IBM predicts demand for Big Data Analysts and Scientists will soar to 28% by 2020. It is reason enough for many young professionals to up-skill themselves to pick up Big Data concepts. However, that wins only half the battle. The other half is to crack an interview for such a role.
This post looks at some common questions that a Big Data Analyst’s interview would entail:
1. How would you go about a Data Analytics Project?
A candidate must know the five key steps to an analytics project:
- Data Exploration: Identify the core business problem. Identify the potential data dimensions that are impactful. Set up databases (often using technologies such as Hadoop) to collect ‘Big data’ from all such sources.
- Data Preparation: Using queries and tools, begin to extract the data and look for outliers. Drop them from the primary data set as they represent abnormalities which are difficult to model/predict.

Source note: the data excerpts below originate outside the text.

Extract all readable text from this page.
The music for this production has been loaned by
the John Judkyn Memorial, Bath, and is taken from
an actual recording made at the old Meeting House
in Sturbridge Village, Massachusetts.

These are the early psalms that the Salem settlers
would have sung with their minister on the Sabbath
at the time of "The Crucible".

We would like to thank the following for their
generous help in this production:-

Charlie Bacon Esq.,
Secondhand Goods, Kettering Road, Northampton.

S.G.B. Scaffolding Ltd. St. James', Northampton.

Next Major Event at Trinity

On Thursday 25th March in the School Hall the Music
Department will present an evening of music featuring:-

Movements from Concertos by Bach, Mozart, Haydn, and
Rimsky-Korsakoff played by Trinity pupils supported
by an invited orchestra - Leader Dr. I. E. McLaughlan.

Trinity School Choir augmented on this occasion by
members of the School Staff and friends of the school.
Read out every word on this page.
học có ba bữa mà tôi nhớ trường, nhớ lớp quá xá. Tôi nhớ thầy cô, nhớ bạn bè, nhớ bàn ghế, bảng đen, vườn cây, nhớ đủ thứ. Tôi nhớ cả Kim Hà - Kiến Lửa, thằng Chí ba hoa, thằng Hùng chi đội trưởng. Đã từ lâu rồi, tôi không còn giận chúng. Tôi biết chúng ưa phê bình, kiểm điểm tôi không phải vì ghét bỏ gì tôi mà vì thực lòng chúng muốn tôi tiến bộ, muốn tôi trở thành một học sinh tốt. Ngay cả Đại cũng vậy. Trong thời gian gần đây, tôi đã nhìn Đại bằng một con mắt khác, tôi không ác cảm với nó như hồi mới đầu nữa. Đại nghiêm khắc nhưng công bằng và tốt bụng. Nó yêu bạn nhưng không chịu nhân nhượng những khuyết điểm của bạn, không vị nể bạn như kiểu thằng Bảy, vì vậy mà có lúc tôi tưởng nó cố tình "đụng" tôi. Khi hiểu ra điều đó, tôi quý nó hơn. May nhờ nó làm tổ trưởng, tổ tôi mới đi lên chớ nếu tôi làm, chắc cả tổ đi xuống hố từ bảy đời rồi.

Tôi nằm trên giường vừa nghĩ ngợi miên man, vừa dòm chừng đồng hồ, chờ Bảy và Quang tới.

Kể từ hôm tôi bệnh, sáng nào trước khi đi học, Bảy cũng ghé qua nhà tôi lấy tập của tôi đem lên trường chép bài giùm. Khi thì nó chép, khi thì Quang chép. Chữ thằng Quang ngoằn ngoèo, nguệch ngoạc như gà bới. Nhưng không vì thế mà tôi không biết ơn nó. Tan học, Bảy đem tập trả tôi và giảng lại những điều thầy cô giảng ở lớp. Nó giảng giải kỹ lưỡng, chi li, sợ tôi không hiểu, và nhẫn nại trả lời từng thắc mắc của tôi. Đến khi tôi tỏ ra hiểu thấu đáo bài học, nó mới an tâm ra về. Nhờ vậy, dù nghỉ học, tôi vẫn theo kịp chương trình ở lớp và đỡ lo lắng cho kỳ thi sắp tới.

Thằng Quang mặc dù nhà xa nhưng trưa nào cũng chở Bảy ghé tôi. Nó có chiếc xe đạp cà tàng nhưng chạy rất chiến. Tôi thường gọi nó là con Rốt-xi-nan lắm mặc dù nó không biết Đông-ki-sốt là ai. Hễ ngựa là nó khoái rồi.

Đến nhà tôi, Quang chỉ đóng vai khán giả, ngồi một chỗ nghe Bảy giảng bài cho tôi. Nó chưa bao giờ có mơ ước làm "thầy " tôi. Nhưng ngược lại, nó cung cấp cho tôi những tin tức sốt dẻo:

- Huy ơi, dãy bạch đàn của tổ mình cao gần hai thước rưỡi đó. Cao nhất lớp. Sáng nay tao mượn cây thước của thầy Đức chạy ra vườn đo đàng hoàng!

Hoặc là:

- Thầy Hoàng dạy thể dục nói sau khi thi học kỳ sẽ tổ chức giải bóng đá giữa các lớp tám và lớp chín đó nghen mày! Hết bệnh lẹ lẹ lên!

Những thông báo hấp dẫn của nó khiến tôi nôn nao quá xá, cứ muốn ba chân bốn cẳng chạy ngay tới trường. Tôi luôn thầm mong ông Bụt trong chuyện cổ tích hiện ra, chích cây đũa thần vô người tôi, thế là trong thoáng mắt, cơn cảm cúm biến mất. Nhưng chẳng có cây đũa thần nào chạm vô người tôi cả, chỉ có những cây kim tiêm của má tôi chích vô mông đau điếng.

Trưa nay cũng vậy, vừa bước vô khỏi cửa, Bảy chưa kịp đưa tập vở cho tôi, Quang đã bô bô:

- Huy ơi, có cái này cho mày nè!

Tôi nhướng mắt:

- Data Modelling: Next start preparing a data model. Tools such as SPSS, R, SAS, or even MS Excel may be used. Various regression models and statistical techniques need to be explored to come up with a plausible model.
- Validation: Once a rough model is in place, use some of the later data to test it. Modifications may be made accordingly.
- Implementation & Tracking: Finally, the validated model needs to be deployed through processes & systems. Ongoing monitoring is required to check for deviations; so that further refinements may be made.
2. What kind of projects have you worked on?
Typically, a candidate is expected to know the entire life cycle of a data analytics project. However, more than the implementation, the focus should be on tangible insights that were extracted post implementation. Some examples are:
- The sales data of an organization – Perhaps there was a problem regarding under achievement of targets during certain ‘lean periods.’ How did you pin the sales outcome to influencing factors? What were the steps you took to ‘deflate’ the data for seasonal variations? Perhaps you then setup an environment to feed the ‘clean’ past data and simulate various models. In the end, once you can predict/pinpoint problem factors, what were the business recommendations that were made to the management?
- Another one could be considering production data. Was there a way to predict defects in the production process? Delve deep into how the production data of an organization was collated and ‘massaged’ to conduct modeling. At the end of the project perhaps some tolerance limits were identified for the process. At any point, if the production process were to breach the limits, the likelihood of defects would rise – thereby raising a management alarm.
The objective is to think of innovative applications of data analytics and talk of the process undertaken; from raw data processing to meaningful business insights.
3. What are some problems you are likely to face?
To judge how hands-on you are with data and technologies, the interviewer may want to know some of the practical problems you are likely to face and how you solved them.
Below is a ready reckoner:
- Common Misspelling: In a ‘Big Data’ environment there is likely to be common variations of the same spelling. The solution is to identify a baseline and replace all instances with the same.
- Duplicate Entries: Often a common problem with master data is ‘multiple instances of the same truth.’ To solve this, merge and consolidate all the entries that are logically the same.
- Missing Values: This is easy to deal with in ‘Big Data.’ Since the volume of records/ data points is very high, all missing values may be safely dropped without affecting the overall outcome.
4. What are your Technical Competencies?
Do your homework well. Read the organization profile carefully. Try to map your skill sets with those technologies that the company uses in terms of big data analytics. Consider speaking about these particular tools/technologies.
The interviewer will always ask you regarding your proficiency with big data and technologies. At a logical level, break down the question into a few dimensions:
- From the programming angle, Hadoop and MapReduce are well-known frameworks generated by Apache for processing large data set for application in a distributed computing environment. Standard SQL queries are used to interact with the data.
- For the actual modeling of the data, statistical packages like R and SPSS are safe bets.
- Finally, for visualization, Tableau and variants like Apache Zeppelin are industry highlights.
5. Your end user has difficulty understanding how the model works and the insights it can reveal. What do you do?
Most big data analysts come from diverse backgrounds belonging to statistics, engineering, computer science, and business. It will take strong soft skills to integrate all of them onto a common page. As a candidate, you should be able to exhibit strong people and communications skills. An empathetic understanding of problems and acumen to grasp a business issue will be strongly appreciated. For a non-technical person, the recommended solution is not to have the Analyst delve into the workings of the model, instead focus on the outputs and how they help in taking better business decisions.
To conclude, Big Data Analytics as a domain is new and fast evolving. There are no set rules or defined answers. A candidate, who is confident, alert, has an acumen for problem-solving, and has knowledge of some Big Data tools, will be a hot commodity in the jobs’ market.